ドアノブを持っていた俺は、開く勢いで外に放り出され雪の地面に倒れ込んだ。
「この辺りで暮らすなら、俺に逆らわない方が身のためだぜ」
薄ら笑いを浮かべた男は、診療所の中へ入った。
「へー、これが動物病院ね」
男は治療台に残る血を、指で拭き取りながら確かめた。
「これだけ血がでてりゃ、もう死んでるかもな。そう思わないか、先生」
「そうかも知れませんね」
男は散弾銃を肩に担ぎ、棚にある薬品の入ったガラス瓶を手に取りラベルを見ている。
「あなたは、この村の人じゃないですよね」
「俺か?俺の家は、ここから5キロ程離れた村だが、この辺り山もおやじの山だからよ。俺は好き勝手にできるのさ」
「なるほど」
男は机にある背もたれ付きの椅子にドカっと座り、散弾銃を机の上に置いた。
俺に緊張が走る。
「もっ、もしかして、きつね狩りですか?」
「狩りって程じゃないけどね。俺はキツネを撃ち殺すのが趣味なんだよ」
男は急に立ち上がり、俺の顔前に詰め寄った。
「キツネはいいぜー。クマは危険だろ?ウサギはショボ過ぎて面白くない」
「ちょうどいい大きさ、ってことですか」
「そうなんだよ。本当は犬がいいんだけどよ、野良犬って全然いないだろ?」
「確かに」
「オオカミはさ、集団で来るから。
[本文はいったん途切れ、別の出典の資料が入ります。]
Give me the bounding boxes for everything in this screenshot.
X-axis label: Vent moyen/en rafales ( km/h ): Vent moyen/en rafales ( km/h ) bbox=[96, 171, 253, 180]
怖いんだよ」
「なるほど、」
「だからキツネが一番面白いって。ドーンって撃って、奴らがのたうち回るのを見るのが快感だな」
「・・・結構面白そうですね」
「だろ!先生も一度やってみろよ。きっとハマるぜ」
「でも、銃撃つのって許可がいりますよね?」
「大丈夫、大丈夫。こんな田舎で撃っても、誰も何も言わないって。俺も許可なんて持ってないし、この銃もおやじのだから」
その男は、ニコニコしながら俺に散弾銃を見せた。
「じゃ、今度撃ち方を教えてもらおうかな」
「おお、いいぜ!俺の家へ来いよ、教えてやるから」
男は机の上にあるメモに、住所と連絡先を書いた。
「じゃな、先生。待ってるぜ」
男が出て行くと、俺はすぐ机の一番下の引き出しを開けた。
赤い包帯をしたラッヘは、目を閉じたまま息を引き取っていた。